Of course neither style is superior to the other, but Soderbergh is playing with a modern idea when it comes to establishing the setting and focal point in a period drama. And the result is somewhat mesmerizing.
Sounds and Score of the Past
Where I have previously praised "Boardwalk Empire" for its use of great period music and sounds, I must also give high praise to "The Knick" for somewhat of the very opposite. Be it big band sounds of the 20's, the thwang and tang of the banjo, or mandolin and harpsichord, musical scoring instantly transports its listeners into the past. "Black Sails," "Boardwalk Empire," and "Hell on Wheels" all heavily rely on that "traditional" scoring that reflect not just the music of the time, but also meet, previously established, viewer expectations (cue asian theme). Although often times weaker period incarnations tend to cheapen these sounds; I often praises composer for being able to make something recognizable, but reflecting typically the darker themes of the series.
It is almost hard not get lost is the past, with those type of scores; theatrically and fantastically illuminating the setting of their story. However, this again attests to period and place being the most important focal points of the story. Listen to very modern, minimalist, synth heavy score of "The Knick". Once again this beautifully establishes that our characters, more specifically Dr. Thackeray are the subjects that are most vital to the story. It connects the audience more to their psych and the rawer emotions/ atmosphere of the scene. The argument could be made that more medical dramas need this type soundtrack, but perhaps then they would potentially be to nihilistic to watch.

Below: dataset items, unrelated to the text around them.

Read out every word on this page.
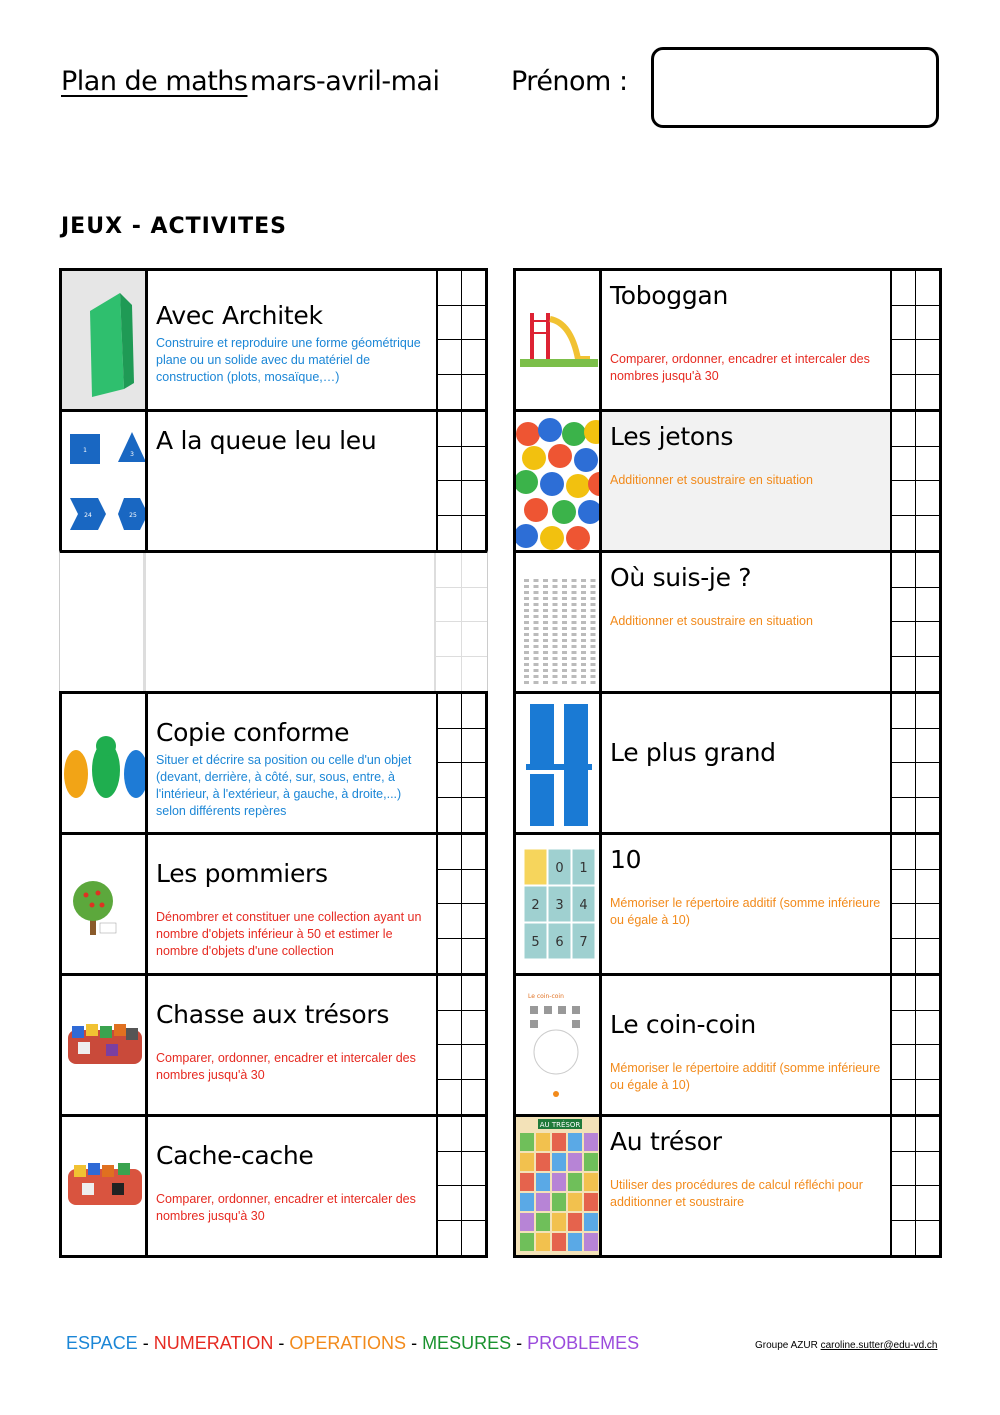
Plan de maths mars-avril-mai	Prénom :
JEUX - ACTIVITES
Avec Architek
Construire et reproduire une forme géométrique plane ou un solide avec du matériel de construction (plots, mosaïque,…)
1
3
24	25
A la queue leu leu
Copie conforme
Situer et décrire sa position ou celle d'un objet (devant, derrière, à côté, sur, sous, entre, à l'intérieur, à l'extérieur, à gauche, à droite,...) selon différents repères
Les pommiers
Dénombrer et constituer une collection ayant un nombre d'objets inférieur à 50 et estimer le nombre d'objets d'une collection
Chasse aux trésors
Comparer, ordonner, encadrer et intercaler des nombres jusqu'à 30
Cache-cache
Comparer, ordonner, encadrer et intercaler des nombres jusqu'à 30
Toboggan
Comparer, ordonner, encadrer et intercaler des nombres jusqu'à 30
Les jetons
Additionner et soustraire en situation
Où suis-je ?
Additionner et soustraire en situation
Le plus grand
0 1
2 3 4
5 6 7
10
Mémoriser le répertoire additif (somme inférieure ou égale à 10)
Le coin-coin
Le coin-coin
Mémoriser le répertoire additif (somme inférieure ou égale à 10)
AU TRÉSOR
Au trésor
Utiliser des procédures de calcul réfléchi pour additionner et soustraire
ESPACE - NUMERATION - OPERATIONS - MESURES - PROBLEMES	Groupe AZUR caroline.sutter@edu-vd.ch
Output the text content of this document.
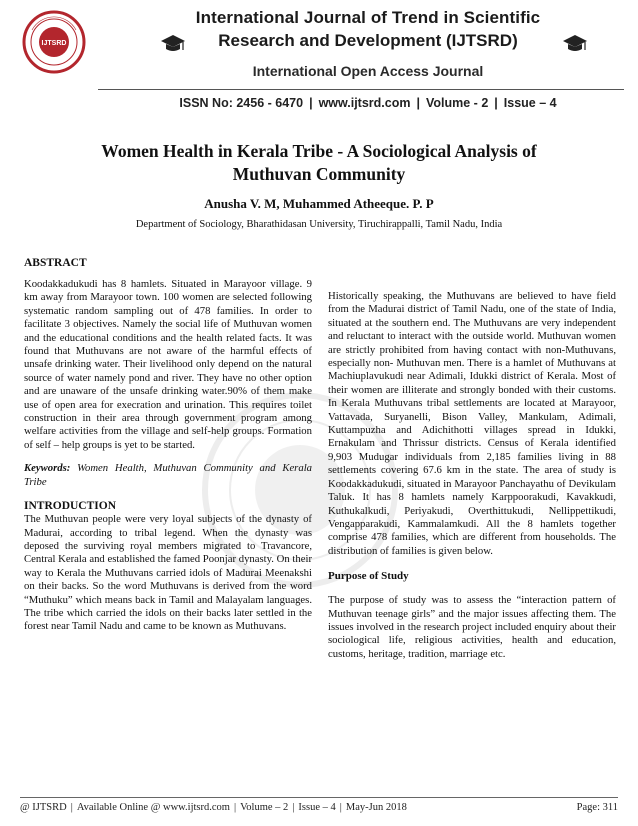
IJTSRD
International Journal of Trend in Scientific
Research and Development (IJTSRD)
International Open Access Journal
ISSN No: 2456 - 6470 | www.ijtsrd.com | Volume - 2 | Issue – 4
Women Health in Kerala Tribe - A Sociological Analysis of
Muthuvan Community
Anusha V. M, Muhammed Atheeque. P. P
Department of Sociology, Bharathidasan University, Tiruchirappalli, Tamil Nadu, India
ABSTRACT

Koodakkadukudi has 8 hamlets. Situated in Marayoor village. 9 km away from Marayoor town. 100 women are selected following systematic random sampling out of 478 families. In order to facilitate 3 objectives. Namely the social life of Muthuvan women and the educational conditions and the health related facts. It was found that Muthuvans are not aware of the harmful effects of unsafe drinking water. Their livelihood only depend on the natural source of water namely pond and river. They have no other option and are unaware of the unsafe drinking water.90% of them make use of open area for execration and urination. This requires toilet construction in their area through government program among welfare activities from the village and self-help groups. Formation of self – help groups is yet to be started.

Keywords: Women Health, Muthuvan Community and Kerala Tribe

INTRODUCTION

The Muthuvan people were very loyal subjects of the dynasty of Madurai, according to tribal legend. When the dynasty was deposed the surviving royal members migrated to Travancore, Central Kerala and established the famed Poonjar dynasty. On their way to Kerala the Muthuvans carried idols of Madurai Meenakshi on their backs. So the word Muthuvans is derived from the word “Muthuku” which means back in Tamil and Malayalam languages. The tribe which carried the idols on their backs later settled in the forest near Tamil Nadu and came to be known as Muthuvans.

Historically speaking, the Muthuvans are believed to have field from the Madurai district of Tamil Nadu, one of the state of India, situated at the southern end. The Muthuvans are very independent and reluctant to interact with the outside world. Muthuvan women are strictly prohibited from having contact with non-Muthuvans, especially non- Muthuvan men. There is a hamlet of Muthuvans at Machiuplavukudi near Adimali, Idukki district of Kerala. Most of their women are illiterate and strongly bonded with their customs. In Kerala Muthuvans tribal settlements are located at Marayoor, Vattavada, Suryanelli, Bison Valley, Mankulam, Adimali, Kuttampuzha and Adichithotti villages spread in Idukki, Ernakulam and Thrissur districts. Census of Kerala identified 9,903 Mudugar individuals from 2,185 families living in 88 settlements covering 67.6 km in the state. The area of study is Koodakkadukudi, situated in Marayoor Panchayathu of Devikulam Taluk. It has 8 hamlets namely Karppoorakudi, Kavakkudi, Kuthukalkudi, Periyakudi, Overthittukudi, Nellippettikudi, Vengapparakudi, Kammalamkudi. All the 8 hamlets together comprise 478 families, which are different from households. The distribution of families is given below.

Purpose of Study

The purpose of study was to assess the “interaction pattern of Muthuvan teenage girls” and the major issues affecting them. The issues involved in the research project included enquiry about their sociological life, religious activities, health and education, customs, heritage, tradition, marriage etc.

@ IJTSRD | Available Online @ www.ijtsrd.com | Volume – 2 | Issue – 4 | May-Jun 2018	Page: 311
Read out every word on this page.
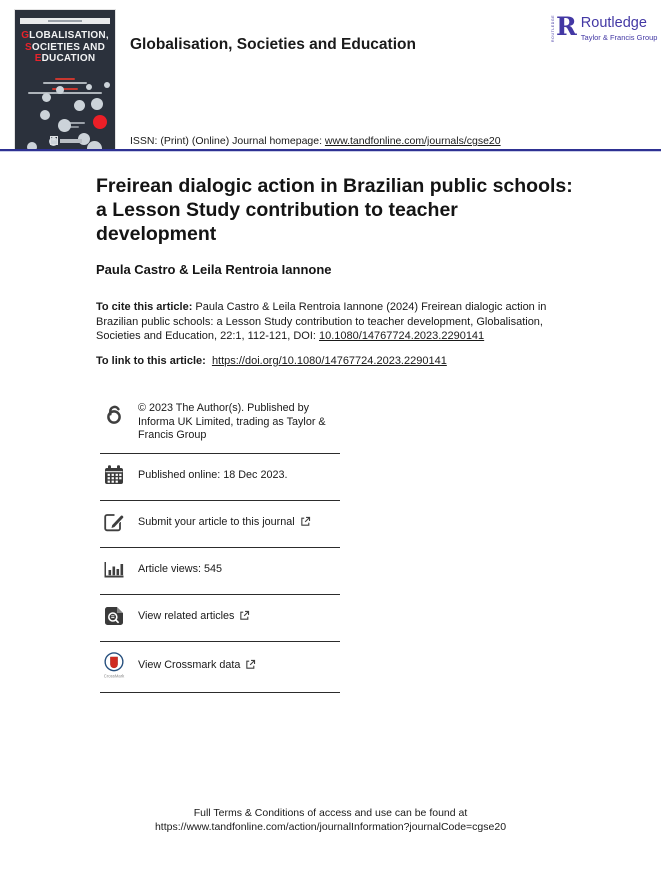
GLOBALISATION,
SOCIETIES AND
EDUCATION
R
Globalisation, Societies and Education
ROUTLEDGE R Routledge
Taylor & Francis Group
ISSN: (Print) (Online) Journal homepage: www.tandfonline.com/journals/cgse20
Freirean dialogic action in Brazilian public schools: a Lesson Study contribution to teacher development
Paula Castro & Leila Rentroia Iannone
To cite this article: Paula Castro & Leila Rentroia Iannone (2024) Freirean dialogic action in Brazilian public schools: a Lesson Study contribution to teacher development, Globalisation, Societies and Education, 22:1, 112-121, DOI: 10.1080/14767724.2023.2290141
To link to this article: https://doi.org/10.1080/14767724.2023.2290141
© 2023 The Author(s). Published by Informa UK Limited, trading as Taylor & Francis Group
Published online: 18 Dec 2023.
Submit your article to this journal
Article views: 545
View related articles
CrossMark
View Crossmark data
Full Terms & Conditions of access and use can be found at
https://www.tandfonline.com/action/journalInformation?journalCode=cgse20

This departure from traditional is absolutely mesmerizing, and my ears lit up immediately when the music came on. There is a growing potential to make period drama's less setting driven and centered and potentially very psychological. For more on this see Buzzfeed writer Anne Helen Petersen's interview with Cliff Martinez, the composer for all the scoring: Hypnotic Show on Television
The Arrogant Bastard
Well all shows do have some short-comings, and in this case its the series protagonist Dr. Thackeray (Clive Owen). Don't get me wrong Clive Owen gives a great performance, and the doctors arrogance, well and drug abuse-genius, is what makes him an interesting character. HOWEVER, there are ALOT of arrogant white men on television, who we are supposed to care about. Many of them are the leading men of period drama.
Arrogant Bastard #1
Arrogant Bastard #2
Arrogant Bastard #3
Arrogant Bastard #4
I think it's safe to say that the current of quality period drama has, well, an arrogant bastard problem of the white male variety. I like these characters a lot, but I do see that unfortunately for all the unique brilliance Soderbergh's brought to television with "The Knick" his narrative is run of the mill. Despite this flaw, his characters are fascinating, well acted, and colorful. This is more a sign that we need to take a different approach to period Television. I believe "Masters of Sex" (haven't seen it yet) has been praised for its lack of arrogant bastards, we are compelled to invest in. Make no mistake arrogant bastards are great characters, they just shouldn't be the main protagonist for the period shows of EVERY NETWORK.
My Verdict is Yes a Thousand Times Yes.
"The Knick" is hands down the best, and most compelling period drama on television right now. Will reach the level of "Mad Men," too soon to say, most likely no, due the brutal nature of certain scenes. However, this show is absolutely mesmerizing, and so far both episode one and two have been fantastic. Season two has already been green lit, and the television and film community can look forward to a lot more from this series.